Agora, passados 40 dias, o Supremo Tribunal Federal, por 10 votos a zero - ouvindo-se, durante o julgamento, entre outros, o impressionante desabafo do ministro Sepúlveda Pertence de que não se devia perder tempo com defunto que não merecia atenção, tal a estupidez do ato do ministro da Saúde - sentencia que a intervenção nos hospitais municipais do Rio foi um abuso, por inconstitucional e ilegal.

E quem vai dizer aos leitores de jornais e aos milhões de telespectadores que o prefeito do Rio foi vítima de uma violência política, com fins eleitorais explícitos, e que o ministro da Saúde foi condenado a desfazer o ato pelo Supremo Tribunal Federal em decisão unânime?

Nunca a parábola evangélica, que comparou o pecado da difamação ao ato de soltar penas ao vento, impossíveis de recolhê-las depois.
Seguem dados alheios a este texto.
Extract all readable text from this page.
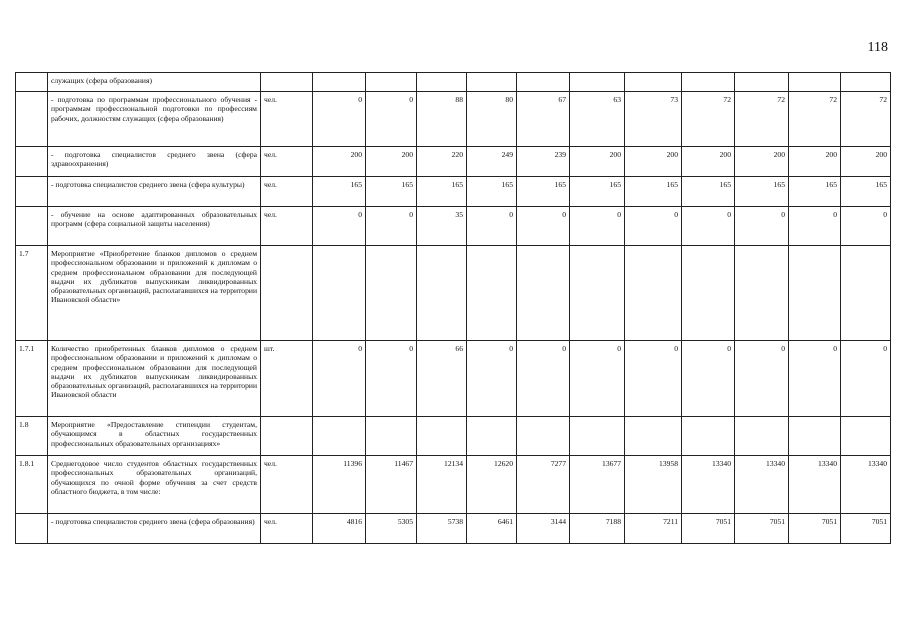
118
	служащих (сфера образования)												
	- подготовка по программам профессионального обучения - программам профессиональной подготовки по профессиям рабочих, должностям служащих (сфера образования)	чел.	0	0	88	80	67	63	73	72	72	72	72
	- подготовка специалистов среднего звена (сфера здравоохранения)	чел.	200	200	220	249	239	200	200	200	200	200	200
	- подготовка специалистов среднего звена (сфера культуры)	чел.	165	165	165	165	165	165	165	165	165	165	165
	- обучение на основе адаптированных образовательных программ (сфера социальной защиты населения)	чел.	0	0	35	0	0	0	0	0	0	0	0
1.7	Мероприятие «Приобретение бланков дипломов о среднем профессиональном образовании и приложений к дипломам о среднем профессиональном образовании для последующей выдачи их дубликатов выпускникам ликвидированных образовательных организаций, располагавшихся на территории Ивановской области»												
1.7.1	Количество приобретенных бланков дипломов о среднем профессиональном образовании и приложений к дипломам о среднем профессиональном образовании для последующей выдачи их дубликатов выпускникам ликвидированных образовательных организаций, располагавшихся на территории Ивановской области	шт.	0	0	66	0	0	0	0	0	0	0	0
1.8	Мероприятие «Предоставление стипендии студентам, обучающимся в областных государственных профессиональных образовательных организациях»												
1.8.1	Среднегодовое число студентов областных государственных профессиональных образовательных организаций, обучающихся по очной форме обучения за счет средств областного бюджета, в том числе:	чел.	11396	11467	12134	12620	7277	13677	13958	13340	13340	13340	13340
	- подготовка специалистов среднего звена (сфера образования)	чел.	4816	5305	5738	6461	3144	7188	7211	7051	7051	7051	7051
Nem foi mais adequada a uma situação política real ao esforço que está custando desfazer nacionalmente aleivosia lançada contra o prefeito. Mas, graças a Deus, a sentença do Supremo Tribunal Federal teve excelente divulgação e todo mundo já sabe que Cesar Maia foi vítima, não réu.

Com os cariocas, que conhecem Cesar Maia, a maldade será facilmente contornada. O prefeito se beneficiará do efeito demonstração. Todos sabem que a carapuça de mau administrador não lhe cabe e que a questão da saúde do Rio não é só um nó municipal. Além do mais, não se resolve sem que o governo federal o desate, pois seus hospitais entregues à prefeitura exigem recursos acima das responsabilidades do município do Rio.

Bem que a sentença do Supremo podia ter uma pena complementar, obrigando o ministro da Saúde à condenação da parábola evangélica.

JORGE BORNHAUSEN é senador (PFL-SC) e presidente do Partido da Frente Liberal.